"In 2010 there was the Arab Spring and the European anti-austerity movement, which both used hashtags to brand what they were doing." -- Heather Gautney
Tanda pagar (tagar) #2019GantiPresiden belakangan ini ramai mengisi media sosial. Tema soal ganti presiden itu memang mulai diperbincangkan setelah Ketua DPP Partai Keadilan Sejahtera (PKS) Mardani Ali Sera membagikan gelang bertuliskan kalimat tersebut di sebuah acara televisi swasta awal April lalu, menyusul ramainya kaos dan aksesoris lain dengan kata-kata serupa.
Atensi publik semakin tertuju pada tema "#2019GantiPresiden" setelah Presiden Joko Widodo (Jokowi) membicarakan tagar itu di Bogor.
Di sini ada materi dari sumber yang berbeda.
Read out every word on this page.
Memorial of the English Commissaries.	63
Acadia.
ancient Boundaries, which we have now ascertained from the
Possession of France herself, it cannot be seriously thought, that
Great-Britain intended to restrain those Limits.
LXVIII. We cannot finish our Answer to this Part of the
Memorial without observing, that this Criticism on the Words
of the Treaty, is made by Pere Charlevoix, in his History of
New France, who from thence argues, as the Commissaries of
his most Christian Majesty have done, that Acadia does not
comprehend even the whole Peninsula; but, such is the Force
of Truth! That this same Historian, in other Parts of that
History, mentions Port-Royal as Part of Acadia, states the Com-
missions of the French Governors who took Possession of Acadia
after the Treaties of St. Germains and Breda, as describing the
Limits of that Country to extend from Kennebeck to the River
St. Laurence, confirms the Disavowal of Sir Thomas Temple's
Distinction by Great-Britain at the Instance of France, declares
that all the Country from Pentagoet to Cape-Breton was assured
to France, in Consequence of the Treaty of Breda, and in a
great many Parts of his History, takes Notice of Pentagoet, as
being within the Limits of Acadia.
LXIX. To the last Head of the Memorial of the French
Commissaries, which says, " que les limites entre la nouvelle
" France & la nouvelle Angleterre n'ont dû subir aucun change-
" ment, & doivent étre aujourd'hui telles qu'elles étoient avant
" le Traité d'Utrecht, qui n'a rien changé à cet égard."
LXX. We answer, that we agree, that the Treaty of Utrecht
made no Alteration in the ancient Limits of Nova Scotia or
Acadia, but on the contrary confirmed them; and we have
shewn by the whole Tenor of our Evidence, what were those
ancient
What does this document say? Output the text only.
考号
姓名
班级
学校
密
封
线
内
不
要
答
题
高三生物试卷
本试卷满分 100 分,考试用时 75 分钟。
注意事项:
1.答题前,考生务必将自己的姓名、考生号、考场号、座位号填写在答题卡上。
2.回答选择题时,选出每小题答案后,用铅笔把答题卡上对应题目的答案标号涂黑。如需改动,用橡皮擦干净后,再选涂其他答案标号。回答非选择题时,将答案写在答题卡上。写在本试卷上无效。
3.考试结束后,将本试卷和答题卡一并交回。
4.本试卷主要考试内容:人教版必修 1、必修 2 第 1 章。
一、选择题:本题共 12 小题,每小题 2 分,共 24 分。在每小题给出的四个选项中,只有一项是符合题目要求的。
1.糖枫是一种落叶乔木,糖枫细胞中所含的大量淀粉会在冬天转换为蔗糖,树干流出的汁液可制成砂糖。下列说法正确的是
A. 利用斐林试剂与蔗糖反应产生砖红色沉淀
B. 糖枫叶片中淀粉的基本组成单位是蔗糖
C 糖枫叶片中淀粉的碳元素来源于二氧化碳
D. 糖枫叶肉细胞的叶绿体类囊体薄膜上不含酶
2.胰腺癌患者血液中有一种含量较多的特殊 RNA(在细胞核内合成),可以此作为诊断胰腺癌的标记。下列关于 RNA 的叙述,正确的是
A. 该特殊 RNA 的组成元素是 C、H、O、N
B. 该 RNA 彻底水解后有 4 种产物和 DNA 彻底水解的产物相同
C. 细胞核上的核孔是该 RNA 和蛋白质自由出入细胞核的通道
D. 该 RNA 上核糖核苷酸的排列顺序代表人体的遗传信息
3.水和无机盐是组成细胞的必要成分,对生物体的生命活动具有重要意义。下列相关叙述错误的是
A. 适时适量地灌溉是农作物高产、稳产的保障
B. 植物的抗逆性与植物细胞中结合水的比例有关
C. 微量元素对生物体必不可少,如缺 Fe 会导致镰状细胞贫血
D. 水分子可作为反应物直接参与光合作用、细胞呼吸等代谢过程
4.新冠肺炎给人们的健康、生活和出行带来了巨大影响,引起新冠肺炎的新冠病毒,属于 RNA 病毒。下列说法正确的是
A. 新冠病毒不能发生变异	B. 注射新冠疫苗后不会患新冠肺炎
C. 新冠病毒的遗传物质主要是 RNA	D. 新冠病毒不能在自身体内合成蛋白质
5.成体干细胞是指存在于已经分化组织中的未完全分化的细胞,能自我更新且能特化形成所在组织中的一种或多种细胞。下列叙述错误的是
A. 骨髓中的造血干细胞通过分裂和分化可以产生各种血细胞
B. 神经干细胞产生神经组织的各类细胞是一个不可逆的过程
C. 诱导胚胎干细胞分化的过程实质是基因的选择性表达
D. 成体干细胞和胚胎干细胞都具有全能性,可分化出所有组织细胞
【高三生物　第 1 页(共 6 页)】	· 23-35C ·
Dalam pidatonya, Jokowi menyindir keberadaan kaos dengan nuansa politis itu di tengah masyarakat.
Kini isu tersebut kembali menyeruak setelah terjadi kegaduhan di beberapa wilayah. Diawali dengan pelarangan diskusi Ratna Sarumpaet di Bangka Belitung, kemudian berlanjut dengan pemulangan Neno Warisman dari Riau, dan ditutup dengan pembubaran acara deklarasi #2019GantiPresiden di Surabaya.
Bagi pendukung aksi tersebut, rentetan tiga insiden penolakan ini dianggap sebagai tindakan ketidaknetralanaparat kepolisian.
Sementara itu, beberapa pihak menganggap bahwa penggunaan hashtag atau tagar dalam menyuarakan aspirasi merupakan hal yang wajar. Penggunaan tagar sebagai aksi politik sudah banyak dilakukan di negara-negara lain.
Di Amerika Serikat (AS) misalnya, pada Pilpres 2016 lalu diramaikan oleh para kandidat yang menggunakan tagar untuk kampanye. Slogan Make America Great Again yang dikenalkan oleh Presiden Ronald Reagan itu kembali digaungkan oleh Donald Trump sebagai jargon kampanye politiknya.
Lantas, mungkinkah gerakan yang lahir dari dunia maya itu bisa menggetarkan jagat politik di Indonesia? Bagaimana tagar 2019 ganti presiden ini bisa digunakan sebagai "peluru" bagi kubu oposisi untuk menggoyang elektabilitas petahana, bahkan memenangkan kontestasi sama seperti yang dilakukan oleh Trump?
Perang Tagar Pilpres AS
Sebelum melangkah lebih jauh pada konteks penggunaan tagar sebagai agenda politik di Indonesia, ada baiknya jika dicermati terlebih dahulu pengalaman Pilpres AS 2016 lalu. Dengan iklim demokrasi yang begitu cair, AS melaksanakan Pilpres secara terbuka dan variatif, salah satunya lewat beragamnya penggunaan tagar untuk kepentingan politik dari masing-masing kubu.
Donald Trump dan Hillary Clinton dengan jeli memanfaatkan fitur tagar untuk kampanye atau serangan terhadap lawan politiknya. Dikutip dari tulisan ilmuwan senior di Qatar Computing Research Institute (QCRI), Dr. Kareem Darwish, tagar #MAGA (Make America Great Again) adalah yang terbanyak digunakan pada saat masa kampanye hingga hari pemungutan suara dengan frekuensi 2.089.162 kali.